Так мы обошли со стариком весь горизонт. Он называл мне ветры и следил, чтобы я правильно записывал названия. Он требовал, чтобы я перечитывал ему эти названия, и отрицательно покачивал головой из стороны в сторону. Я смутился. Я забыл, что по-болгарски этот жест означает согласие и одобрение. Если же болгарин кивает головой сверху вниз, то это, наоборот, означает полное отрицание. Я долго не мог привыкнуть к этим жестам. Они были причиной нескольких легких недоразумений.
Юго-восточный ветер назывался «серекос». В наименовании этого сухого ветра узнаешь знакомое слово «сирокко ». А летом этот ветер называется по-иному и притом так, что имя его вызывает невольную улыбку. Он знаком нам с детских лет, этот ветер, знаком еще по стихам Пушкина и потому кажется особенно милым. Летом этот ветер называется... «зефир».
— Зефиры очень мягкие, тихие, ласковые ветры, — сказал старый рыбак. — Зовут их также «мельтемиями». Они не бьют в лицо, как грубые ветры, а ласкают его, будто машут большими веерами.
Я подивился живучести некоторых слов. Зефир живет сотни лет, а вот борей давно умер. Причипы этого не разгадает, видимо, ни один лингвист.
Ветер с северо-запада называется «маиструс». Не пришло ли сюда это название из далекого Прованса? Там по осеням и зимам дует знаменитый мистраль...
Мистраль качает ставни целый день.
Мороз, как соль, лежит по водоемам...
Восточный ветер называется «леванти», южный — «лодос», а западный— «боненти» или «караэл» («черный ветер»). Действительно, это большей частью сырой и теплый ветер, несущий обложные дожди и покрывающий землю сумраком.
— А как по-вашему штиль? — спросил я старика.
— Так и будет — «штил».
Он выговаривал это слово твердо, без мягкого знака.
— Но есть еще полный штил. Он называется у нас «бунаца лада». Тогда море тяжелое и гладкое, как оливковое масло... Как оливковое масло, — повторил старик и, заслонив ладонью глаза, посмотрел на холмы — последние отроги Балкан. Оттуда на нас двигалась, подымая пыль, огромная отара овец.
Старик усмехнулся.
— Старый пастух Иордан увидел, что у нас гости, и погнал сюда овец. Ему же надо взглянуть на вас и послушать, о чем мы говорим. Ему все надо!
Рыбаки снисходительно улыбнулись. Косматые собаки начали трястись от негодования и повизгивать.

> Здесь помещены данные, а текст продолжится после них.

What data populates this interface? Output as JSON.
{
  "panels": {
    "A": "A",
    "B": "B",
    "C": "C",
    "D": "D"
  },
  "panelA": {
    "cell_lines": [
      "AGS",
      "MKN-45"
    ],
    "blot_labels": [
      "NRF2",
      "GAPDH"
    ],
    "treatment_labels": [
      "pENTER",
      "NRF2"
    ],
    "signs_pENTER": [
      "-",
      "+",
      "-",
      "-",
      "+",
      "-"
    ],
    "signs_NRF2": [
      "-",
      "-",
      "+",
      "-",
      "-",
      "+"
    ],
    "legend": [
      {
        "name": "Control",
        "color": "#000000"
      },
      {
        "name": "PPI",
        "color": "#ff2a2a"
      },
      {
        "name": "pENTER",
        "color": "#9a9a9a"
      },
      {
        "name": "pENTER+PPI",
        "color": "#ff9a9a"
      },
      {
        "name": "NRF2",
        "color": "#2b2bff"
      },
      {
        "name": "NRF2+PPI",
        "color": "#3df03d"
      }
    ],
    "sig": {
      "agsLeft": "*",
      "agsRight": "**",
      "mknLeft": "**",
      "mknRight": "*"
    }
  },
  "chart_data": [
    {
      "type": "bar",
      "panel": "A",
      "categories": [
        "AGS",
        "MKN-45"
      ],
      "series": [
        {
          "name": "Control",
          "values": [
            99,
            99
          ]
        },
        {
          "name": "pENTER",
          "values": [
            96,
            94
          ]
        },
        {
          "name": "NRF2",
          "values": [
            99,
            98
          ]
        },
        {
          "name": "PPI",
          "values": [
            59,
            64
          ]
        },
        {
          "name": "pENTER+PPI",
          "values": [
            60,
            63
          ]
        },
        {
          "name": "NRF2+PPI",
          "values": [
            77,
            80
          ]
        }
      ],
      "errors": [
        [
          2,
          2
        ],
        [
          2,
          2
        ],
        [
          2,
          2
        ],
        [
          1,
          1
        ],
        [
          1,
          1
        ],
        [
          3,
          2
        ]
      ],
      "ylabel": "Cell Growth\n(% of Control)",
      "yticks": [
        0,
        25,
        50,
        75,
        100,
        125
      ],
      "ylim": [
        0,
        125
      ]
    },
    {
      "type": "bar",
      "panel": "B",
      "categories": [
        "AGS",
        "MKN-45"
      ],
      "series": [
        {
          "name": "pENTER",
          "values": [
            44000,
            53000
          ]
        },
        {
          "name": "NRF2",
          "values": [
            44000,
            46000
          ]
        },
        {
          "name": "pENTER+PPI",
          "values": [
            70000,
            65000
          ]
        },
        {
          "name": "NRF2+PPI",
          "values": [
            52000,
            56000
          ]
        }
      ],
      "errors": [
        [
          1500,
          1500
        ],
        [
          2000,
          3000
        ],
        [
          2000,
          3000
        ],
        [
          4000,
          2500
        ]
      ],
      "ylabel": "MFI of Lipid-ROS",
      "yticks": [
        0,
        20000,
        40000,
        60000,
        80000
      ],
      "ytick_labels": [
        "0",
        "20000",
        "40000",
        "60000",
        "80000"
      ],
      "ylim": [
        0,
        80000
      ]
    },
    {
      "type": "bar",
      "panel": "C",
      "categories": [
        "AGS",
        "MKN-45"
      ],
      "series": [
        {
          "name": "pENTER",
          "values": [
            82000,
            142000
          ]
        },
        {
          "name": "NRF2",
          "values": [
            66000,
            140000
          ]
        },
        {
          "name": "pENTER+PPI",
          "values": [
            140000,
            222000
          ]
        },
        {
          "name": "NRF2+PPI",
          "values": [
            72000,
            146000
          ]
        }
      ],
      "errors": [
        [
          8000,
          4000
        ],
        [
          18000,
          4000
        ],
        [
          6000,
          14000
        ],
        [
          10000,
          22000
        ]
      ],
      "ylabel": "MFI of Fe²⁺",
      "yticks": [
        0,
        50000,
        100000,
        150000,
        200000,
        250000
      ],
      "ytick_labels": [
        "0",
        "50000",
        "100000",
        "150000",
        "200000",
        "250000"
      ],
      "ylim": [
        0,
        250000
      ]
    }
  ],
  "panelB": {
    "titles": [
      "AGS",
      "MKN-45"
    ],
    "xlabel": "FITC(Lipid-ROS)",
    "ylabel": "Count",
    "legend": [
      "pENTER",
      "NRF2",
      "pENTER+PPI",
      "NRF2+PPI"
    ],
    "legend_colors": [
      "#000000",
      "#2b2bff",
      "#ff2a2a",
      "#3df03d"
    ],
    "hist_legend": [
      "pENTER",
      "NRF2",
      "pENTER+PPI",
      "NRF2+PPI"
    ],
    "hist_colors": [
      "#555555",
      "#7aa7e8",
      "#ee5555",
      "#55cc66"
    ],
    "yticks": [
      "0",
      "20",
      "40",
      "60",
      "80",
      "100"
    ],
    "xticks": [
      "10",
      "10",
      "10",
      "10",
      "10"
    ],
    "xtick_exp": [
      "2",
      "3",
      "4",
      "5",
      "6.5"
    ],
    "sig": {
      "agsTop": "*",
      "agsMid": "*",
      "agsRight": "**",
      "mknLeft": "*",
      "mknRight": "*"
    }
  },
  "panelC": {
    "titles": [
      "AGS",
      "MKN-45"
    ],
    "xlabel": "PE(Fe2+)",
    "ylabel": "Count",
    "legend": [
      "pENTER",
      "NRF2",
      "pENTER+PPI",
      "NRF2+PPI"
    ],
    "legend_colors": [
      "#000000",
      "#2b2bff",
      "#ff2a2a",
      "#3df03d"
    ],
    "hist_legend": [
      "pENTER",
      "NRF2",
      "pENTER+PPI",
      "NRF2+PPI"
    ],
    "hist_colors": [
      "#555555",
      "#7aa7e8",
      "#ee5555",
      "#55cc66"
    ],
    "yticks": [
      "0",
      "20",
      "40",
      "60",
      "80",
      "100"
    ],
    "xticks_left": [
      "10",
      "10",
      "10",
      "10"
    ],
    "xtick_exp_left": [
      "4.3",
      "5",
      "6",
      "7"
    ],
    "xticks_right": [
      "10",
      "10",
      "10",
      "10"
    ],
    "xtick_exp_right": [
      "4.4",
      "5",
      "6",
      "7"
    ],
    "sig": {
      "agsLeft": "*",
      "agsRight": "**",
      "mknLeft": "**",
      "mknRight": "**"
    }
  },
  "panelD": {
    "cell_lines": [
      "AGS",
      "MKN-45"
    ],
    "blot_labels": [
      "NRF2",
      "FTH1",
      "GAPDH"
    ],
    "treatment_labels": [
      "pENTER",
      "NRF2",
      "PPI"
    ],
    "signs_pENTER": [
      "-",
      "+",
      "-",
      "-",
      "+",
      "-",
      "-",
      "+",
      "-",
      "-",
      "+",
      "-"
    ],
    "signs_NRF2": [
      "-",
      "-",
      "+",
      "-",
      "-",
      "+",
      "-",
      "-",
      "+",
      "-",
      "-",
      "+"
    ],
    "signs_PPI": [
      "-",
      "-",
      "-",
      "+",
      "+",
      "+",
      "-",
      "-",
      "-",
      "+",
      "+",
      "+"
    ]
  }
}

— А ну! — крикнул на них начальник стана, кроткий низенький рыбак в артистически залатанных широких штанах. Он не успел сменить их по случаю нашего приезда. Собаки стихли.
Овцы неслись прямо на нас. Они были уже совсем близко. Вот-вот они должны были смять пас и собак и повалить треножник с жарящейся сафридой. Был слышен дробный гул овечьих копыт.
— Сидите, — сказал мне начальник стана. — Не беспокойтесь.
Старец Иордан что-то крикнул, и вся отара вдруг остановилась в двадцати шагах от нас, будто наткнулась на проволочное заграждение. Собаки только сипели и клокотали от сдерживаемой ярости.
А старый Иордан подошел к нам и торжественно обнес всех нас (иного выражения я не могу подобрать) своей черной сухой ладонью. Мы пожимали ее, а он бормотал что-то приветственное и внимательно смотрел нам в глаза.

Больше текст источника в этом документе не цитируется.